Son plus beau depuis ÇA S'PEUT PAS

Trente et un ans après J’ATTENDRAI PAS CENT ANS (1993), Clarika sort DANSE ENCORE, son neuvième album studio dont elle habille pour la première fois ses paroles de musiques dont elle est la compositrice. Douze chansons qui s’élancent, s’étreignent, ricochent et se suivent comme une caresse qui n’en finit pas. Manquer à quelqu’un quelque part fait songer à Jean-Philippe Toussaint quand il écrit sur Marie. Ce jour-là (17 octobre 61) impose le silence : «Sous le pont Saint-Michel / Coule coule la haine / Et le sang sur vos mains / Il faut qu'on s'en souvienne / Est à jamais l'écrin / Des larmes de la Seine ». Isadora revient sur le destin tragique de la danseuse Isadora Ducan. Sans les nuages pleure l’ennui des existences par trop lacustres. Rhabillez-moi ressuscite Gréco, pour de faux. Avec Salut Luc, Clarika adresse une missive au Luc (Avec Luc) du CD ÇA S’PEUT PAS (1996) dans la 4L duquel elle lui contait ses peines de cœur « avec Marc »… Luc, dont elle n’a plus de nouvelles. Luc, qu’elle voudrait revoir. La force de Clarika, c’est qu’elle nous parle de nous dans ses chansons. Du temps qui passe, sépare et que nous laissons faire. Et ce morceau rappelle le Renaud des années Souchon période C’EST COMME VOUS VOULEZ, voyez? Enfin, Seule la mort, froide et dure comme du marbre (« la mort, mais quelle tuerie! »), s’achève par cette image, sublime, et fascinante, parce qu’elle la rend presque accueillante: « Et si la mort a un visage, / Je veux Delon dans La Piscine / M’entrainant pour l’ultime nage / En eaux marines… »

Baptiste Vignol
 
 

Murat, l'inchantable

Dans Le Figaro du 12 mai, Olivier Nuc consacrait une pleine page à Jean-Louis Murat, un an moins douze jours après sa mort. Nous fûmes alors, le 24 mai 2023, quelques milliers qui, sans le connaître personnellement, subirent l'épouvantable sentiment de perdre un ami. Un ami parce qu'il était le seul en France à chanter, dire, dépeindre avec tant de justesse, de finesse et de féminité nos émois amoureux, nos élans, nos défaites les plus intimes.

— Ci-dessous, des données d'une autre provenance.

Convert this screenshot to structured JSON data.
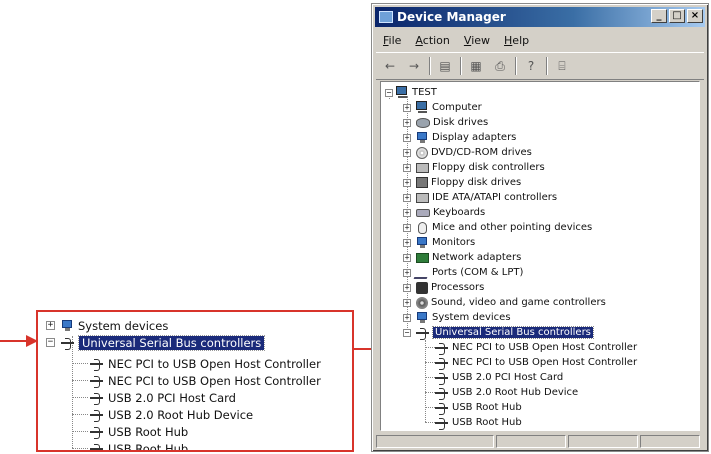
{
  "zoomed_tree": {
    "system_devices": "System devices",
    "usb_controllers": "Universal Serial Bus controllers",
    "children": [
      "NEC PCI to USB Open Host Controller",
      "NEC PCI to USB Open Host Controller",
      "USB 2.0 PCI Host Card",
      "USB 2.0 Root Hub Device",
      "USB Root Hub",
      "USB Root Hub"
    ]
  },
  "window": {
    "title": "Device Manager",
    "minimize_glyph": "_",
    "maximize_glyph": "□",
    "close_glyph": "×",
    "menu": [
      "File",
      "Action",
      "View",
      "Help"
    ],
    "toolbar_glyphs": {
      "back": "←",
      "forward": "→",
      "view": "▤",
      "properties": "▦",
      "print": "⎙",
      "help": "?",
      "scan": "⌸"
    }
  },
  "tree": {
    "root": "TEST",
    "categories": [
      {
        "label": "Computer",
        "icon": "computer-icon"
      },
      {
        "label": "Disk drives",
        "icon": "disk-drive-icon"
      },
      {
        "label": "Display adapters",
        "icon": "display-adapter-icon"
      },
      {
        "label": "DVD/CD-ROM drives",
        "icon": "cd-drive-icon"
      },
      {
        "label": "Floppy disk controllers",
        "icon": "floppy-controller-icon"
      },
      {
        "label": "Floppy disk drives",
        "icon": "floppy-drive-icon"
      },
      {
        "label": "IDE ATA/ATAPI controllers",
        "icon": "ide-controller-icon"
      },
      {
        "label": "Keyboards",
        "icon": "keyboard-icon"
      },
      {
        "label": "Mice and other pointing devices",
        "icon": "mouse-icon"
      },
      {
        "label": "Monitors",
        "icon": "monitor-icon"
      },
      {
        "label": "Network adapters",
        "icon": "network-adapter-icon"
      },
      {
        "label": "Ports (COM & LPT)",
        "icon": "port-icon"
      },
      {
        "label": "Processors",
        "icon": "processor-icon"
      },
      {
        "label": "Sound, video and game controllers",
        "icon": "sound-icon"
      },
      {
        "label": "System devices",
        "icon": "system-devices-icon"
      },
      {
        "label": "Universal Serial Bus controllers",
        "icon": "usb-icon"
      }
    ],
    "usb_children": [
      "NEC PCI to USB Open Host Controller",
      "NEC PCI to USB Open Host Controller",
      "USB 2.0 PCI Host Card",
      "USB 2.0 Root Hub Device",
      "USB Root Hub",
      "USB Root Hub"
    ],
    "collapsed_glyph": "+",
    "expanded_glyph": "−"
  },
  "colors": {
    "highlight_border": "#d8342b",
    "selection": "#1a2a7a",
    "title_start": "#0a246a",
    "title_end": "#a6caf0"
  }
}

Guère étonnant que Nuc s'émeuve encore de cette disparition, lui qui l'avait mainte fois interviewé, et qui fut le seul journaliste de la presse nationale à s'être déplacé le 30 mai à ses funérailles en la basilique d'Orcival. Journée d'un silence stupéfait, ensoleillée, mais d'une tristesse plombante, avec, dans la nef, ce cercueil de bois clair posé sur un sol en pierre de volvic. C'est Murat qu'on enterrait, cet ami dont on attendait encore tant. Après la messe, la foule, hébétée, regarda sortir le cercueil pour son dernier voyage. Et puisque c'était un ami que nous venions tous de pleurer, alors que nous ne nous connaissions que de loin, Nuc et moi (qui n'avais jamais rencontré Murat, mais vu tant et tant) nous prîmes fraternellement dans les bras... Dans Le Figaro, Nuc rappelle que Murat est une figure majeure de la scène française de ces trente dernières années. C'est indéniable. Tant ses chansons racées, duveteuses, volcaniques, lumineuses étaient portées par une voix unique, fiévreuse, sensuelle, ourlée d'un léger accent puy-de-dômois qui lui conférait quelque chose d'aérien, de lancinant. L'une des deux ou trois plus belles voix masculines de l'histoire de la chanson française, définitivement. Raison pour laquelle reprendre du Murat, quand on est un homme, c'est "jeter une orange sur l'astre mort" et se montrer très, très en dessous de l'original car ses mots, sa poésie étaient taillées pour resplendir dans cette voix-là, ce groove et son humide profondeur. S'il devait un jour y avoir hommage discographique, prions pour qu'il ne réunisse que des chanteuses. Au premier rang desquelles Morgane Imbeaud dont Nuc évoque aussi le bel album, THE LAKE, où l'on trouve une chanson, Seule, qui rappelle en tous points celui qui fut son mentor.